Au milieu de tout ça, qu’en est-il de la responsabilité du biologiste ?
La question est centrale. On fonde beaucoup d’espoir sur les aides à la validation de bilans biologiques par la machine. Cela fait toujours un peu peur, car on ne va plus forcément comprendre le détail du raisonnement de la machine qui a orienté le verdict. Cela pose forcément des questions quant à la responsabilité du biologiste. Sachant que, d’un point de vue légal, si le logiciel fait une erreur dans 5 % des cas, cette erreur incombera toujours au biologiste. Est-il vraiment pertinent d’avoir un logiciel faisant potentiellement 5 % d’erreurs ? Je pose la question.
Personnellement, utilisez-vous l’IA au quotidien ?
Je l’utilise dans le cadre de recherche d’indicateurs sur des paramètres de mon automate. Plus particulièrement, je vais chercher à définir de nouveaux paramètres visant à prédire si mon automate aura une dérive sur ses dosages. Je me penche aussi sur l’utilisation d’autres paramètres de l’automate, qui ne sont pas utilisés actuellement, mais qui pourraient m’être utiles pour savoir si le patient présente un début d’infection. En bref, j’essaie de sonder de nouveaux indicateurs.

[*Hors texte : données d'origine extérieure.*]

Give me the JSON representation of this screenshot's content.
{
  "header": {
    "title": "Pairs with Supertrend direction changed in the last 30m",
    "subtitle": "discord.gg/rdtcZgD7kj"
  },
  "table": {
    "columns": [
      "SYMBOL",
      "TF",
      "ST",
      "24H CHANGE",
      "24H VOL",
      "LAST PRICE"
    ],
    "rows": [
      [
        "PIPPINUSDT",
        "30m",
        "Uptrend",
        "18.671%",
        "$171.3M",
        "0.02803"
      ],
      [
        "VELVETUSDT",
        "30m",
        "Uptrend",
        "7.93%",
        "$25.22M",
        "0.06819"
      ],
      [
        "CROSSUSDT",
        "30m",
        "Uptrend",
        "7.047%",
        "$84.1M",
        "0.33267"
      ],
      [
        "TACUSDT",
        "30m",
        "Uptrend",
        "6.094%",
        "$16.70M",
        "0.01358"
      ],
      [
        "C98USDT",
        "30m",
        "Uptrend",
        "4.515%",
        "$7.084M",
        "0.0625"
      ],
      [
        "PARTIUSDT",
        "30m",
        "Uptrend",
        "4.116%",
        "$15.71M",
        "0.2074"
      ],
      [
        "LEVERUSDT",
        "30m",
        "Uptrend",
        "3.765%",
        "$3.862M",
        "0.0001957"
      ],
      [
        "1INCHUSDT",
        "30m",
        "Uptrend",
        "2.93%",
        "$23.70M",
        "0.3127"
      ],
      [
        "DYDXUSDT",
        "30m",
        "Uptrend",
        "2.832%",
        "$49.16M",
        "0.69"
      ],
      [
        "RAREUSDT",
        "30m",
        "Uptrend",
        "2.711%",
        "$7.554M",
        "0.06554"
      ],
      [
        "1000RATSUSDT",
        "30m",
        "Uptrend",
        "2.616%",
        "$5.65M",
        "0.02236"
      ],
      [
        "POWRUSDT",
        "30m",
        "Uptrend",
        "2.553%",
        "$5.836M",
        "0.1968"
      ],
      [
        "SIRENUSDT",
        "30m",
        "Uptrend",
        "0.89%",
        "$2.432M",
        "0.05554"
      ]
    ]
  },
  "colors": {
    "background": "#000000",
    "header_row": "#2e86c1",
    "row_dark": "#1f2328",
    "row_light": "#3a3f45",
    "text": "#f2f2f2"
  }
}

Quelles limites observez-vous ?
Il y a un manque de formation des biologistes, ainsi que de fortes restrictions législatives. Il est très compliqué de travailler sur des données. Ces dernières doivent être anonymisées, mais cette anonymisation entraine une scission avec le reste des données. Il faut donc se constituer une base de données d’entrainement qui soit le plus complète possible, et cela devient extrêmement lourd. Et puis, certains logiciels ne permettent pas de récupérer toutes les données ; le fournisseur en est un peu le maitre, car lui seul autorise ou non leur exploitation. Or, en tant que biologiste, il est plus intéressant d’avoir accès à l’ensemble de ces données pour les étudier. Dernier aspect : si demain, nous arrivons à déployer, grâce à l’IA, un outil plus performant que l’humain, il subsistera toujours un problème de responsabilité en termes d’erreur. Est-ce que ce taux d’erreur est plus acceptable s’il n’est pas lié à une erreur purement humaine ?
De quelle façon envisagez-vous l’avenir de l’IA appliquée à la biologie médicale ?
Les biologistes seront contraints de prendre le virage vers l’IA s’ils ne veulent pas disparaitre. Ces outils ne viennent pas concurrencer les professionnels. Au contraire : ceux qui les utiliseront seront plus performants. L’IA sera incontournable en raison de l’augmentation permanente du nombre de données à utiliser et à centraliser. Je suis en contact avec des médecins fortement demandeurs, qui disent voir trop patients, prescrire trop d’analyses et, de ce fait, recevoir trop de résultats d’analyse. Leur souhait serait que les biologistes ne leur transmettent qu’un compte rendu très synthétique indiquant, par exemple, de suivre de près tel patient, car son insuffisance rénale pourrait potentiellement s’aggraver dans les deux prochaines années. Au vu de la raréfaction de temps médical et des besoins en matière de soin sur le territoire, ces outils permettront de faire gagner du temps aux professionnels de santé. Un temps qu’ils pourront dégager pour mieux prendre en charge les patients.